We can clearly see from the logs there are only two benchmark runs. Maybe the
third run hangs the GPU somehow?
Hang? Well yes, but actually no
While thinking about this, another possibility came to my mind. The GPU driver
can’t actually detect if the GPU is hung because of some fatal error or
if it just takes an obscenely long amount of time for some work. No matter what
it is, if it isn’t finished in 10 seconds, the GPU will be reset.
So what if the hang I’ve been chasing all this time isn’t actually a hang? How
do I even find out?
The amdgpu kernel driver has a parameter named lockup_timeout
for this exact
purpose: You can modify this parameter to change the amount of time after which
the GPU is reset if a job doesn’t finish, or disable this GPU reset entirely.
To test this theory, I went with disabling the GPU reset.
After setting all the parameters up and rebooting, I started the game another
time.
And it worked! It took a really long time, but eventually, the game started
up fully. It was indeed just hammering the poor Deck’s GPU with work that
took way too long.
Why does my workaround work?
Finally, things start clearing up a bit. There is still an open question,
though: What does the workaround do to prevent this?

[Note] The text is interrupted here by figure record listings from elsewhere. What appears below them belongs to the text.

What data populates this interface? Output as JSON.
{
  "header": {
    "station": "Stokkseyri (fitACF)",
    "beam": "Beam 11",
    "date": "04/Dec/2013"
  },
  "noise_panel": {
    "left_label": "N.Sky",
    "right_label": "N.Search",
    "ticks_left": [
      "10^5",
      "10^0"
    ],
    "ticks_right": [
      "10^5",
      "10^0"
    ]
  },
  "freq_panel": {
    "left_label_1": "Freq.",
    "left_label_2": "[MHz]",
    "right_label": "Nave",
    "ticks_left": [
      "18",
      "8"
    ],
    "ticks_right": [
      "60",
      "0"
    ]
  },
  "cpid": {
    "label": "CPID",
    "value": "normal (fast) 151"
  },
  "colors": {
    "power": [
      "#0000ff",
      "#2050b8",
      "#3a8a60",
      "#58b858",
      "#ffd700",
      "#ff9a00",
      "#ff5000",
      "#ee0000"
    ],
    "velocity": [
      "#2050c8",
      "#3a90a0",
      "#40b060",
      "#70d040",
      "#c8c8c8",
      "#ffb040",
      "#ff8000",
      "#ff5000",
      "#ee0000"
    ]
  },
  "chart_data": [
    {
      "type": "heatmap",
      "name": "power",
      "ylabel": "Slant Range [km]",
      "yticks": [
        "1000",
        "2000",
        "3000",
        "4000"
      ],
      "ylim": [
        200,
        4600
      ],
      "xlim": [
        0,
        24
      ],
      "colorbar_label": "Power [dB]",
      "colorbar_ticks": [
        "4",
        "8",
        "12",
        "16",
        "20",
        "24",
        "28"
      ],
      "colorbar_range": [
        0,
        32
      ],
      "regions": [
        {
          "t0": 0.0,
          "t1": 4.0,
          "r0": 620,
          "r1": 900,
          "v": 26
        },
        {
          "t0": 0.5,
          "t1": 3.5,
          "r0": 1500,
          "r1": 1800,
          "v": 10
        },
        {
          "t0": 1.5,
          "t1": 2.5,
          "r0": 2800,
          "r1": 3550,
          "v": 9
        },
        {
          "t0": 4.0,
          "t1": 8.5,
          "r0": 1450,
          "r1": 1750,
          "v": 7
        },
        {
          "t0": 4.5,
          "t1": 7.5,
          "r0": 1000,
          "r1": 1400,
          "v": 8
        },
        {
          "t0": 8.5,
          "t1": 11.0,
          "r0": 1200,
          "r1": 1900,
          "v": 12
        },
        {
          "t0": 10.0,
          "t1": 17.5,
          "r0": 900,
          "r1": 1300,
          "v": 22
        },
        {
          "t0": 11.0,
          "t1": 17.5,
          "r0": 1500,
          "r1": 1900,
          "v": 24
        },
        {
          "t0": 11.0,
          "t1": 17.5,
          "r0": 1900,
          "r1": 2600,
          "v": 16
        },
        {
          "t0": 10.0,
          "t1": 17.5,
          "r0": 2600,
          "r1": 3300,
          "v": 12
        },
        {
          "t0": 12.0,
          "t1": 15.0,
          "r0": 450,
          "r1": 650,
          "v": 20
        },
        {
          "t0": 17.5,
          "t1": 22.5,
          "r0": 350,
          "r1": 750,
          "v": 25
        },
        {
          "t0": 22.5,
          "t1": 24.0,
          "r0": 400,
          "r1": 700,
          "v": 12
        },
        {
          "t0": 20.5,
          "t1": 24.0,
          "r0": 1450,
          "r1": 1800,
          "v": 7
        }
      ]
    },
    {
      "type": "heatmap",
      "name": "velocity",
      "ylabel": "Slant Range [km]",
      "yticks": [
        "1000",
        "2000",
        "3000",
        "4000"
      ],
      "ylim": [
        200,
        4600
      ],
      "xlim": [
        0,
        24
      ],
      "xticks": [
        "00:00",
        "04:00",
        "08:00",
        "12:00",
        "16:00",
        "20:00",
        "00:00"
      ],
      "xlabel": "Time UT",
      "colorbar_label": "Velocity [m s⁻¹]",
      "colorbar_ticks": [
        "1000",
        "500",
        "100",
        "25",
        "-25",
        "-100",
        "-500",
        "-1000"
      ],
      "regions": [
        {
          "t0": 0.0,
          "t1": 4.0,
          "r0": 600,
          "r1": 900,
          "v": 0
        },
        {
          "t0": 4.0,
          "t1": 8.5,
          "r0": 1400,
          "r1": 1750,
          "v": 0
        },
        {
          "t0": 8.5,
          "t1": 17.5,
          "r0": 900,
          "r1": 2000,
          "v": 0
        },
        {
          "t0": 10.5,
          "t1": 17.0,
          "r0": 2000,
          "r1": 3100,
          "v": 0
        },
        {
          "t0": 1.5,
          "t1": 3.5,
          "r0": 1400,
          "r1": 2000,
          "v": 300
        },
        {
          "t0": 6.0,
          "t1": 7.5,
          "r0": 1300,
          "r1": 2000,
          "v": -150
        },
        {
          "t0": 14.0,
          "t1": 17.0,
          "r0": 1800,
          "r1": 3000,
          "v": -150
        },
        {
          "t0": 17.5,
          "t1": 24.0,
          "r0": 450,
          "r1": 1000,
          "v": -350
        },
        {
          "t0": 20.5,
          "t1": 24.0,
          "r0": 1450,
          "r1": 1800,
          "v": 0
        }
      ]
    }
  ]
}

The code that runs the 3 benchmark passes doesn’t always run them
unconditionally. Instead, the 3 benchmarks have an increasingly larger
workload (each roughly 10x as much as the previous one). Comments nearby
explain that this choice was made because the larger benchmark runs cause
driver resets on low-end APUs (hey, that’s exactly the problem we’re
having!). It measures the time it takes for the benchmark workloads to
complete using the timestamp queries, and if the total benchmark time is beyond
a certain point, it skips the other benchmark runs.
If you’ve been paying extremely close attention all the way until here, you
might notice a small problem. UE4 interprets the timestamp values as the
time until the benchmark workload completes. But as I pointed out all the way
near the beginning, the timestamp can be written before the benchmark workload
is even finished!
If the timestamp is written before the benchmark workload finishes, the
measured benchmark time is much less than the workload actually took.
In practice, this results in the benchmark results indicating a much faster GPU
than there actually is. I assume this led to the third benchmark (which was too
heavy for the Deck GPU) to be launched. My desktop GPU seems to be powerful
enough to get through the benchmark before the lockup timeout, which is why
I couldn’t reproduce the issue there.
In the end, the hack I originally found to work around the issue turned out
to be a
fitting workaround.
And I even got to make my first bugreport for Unreal Engine.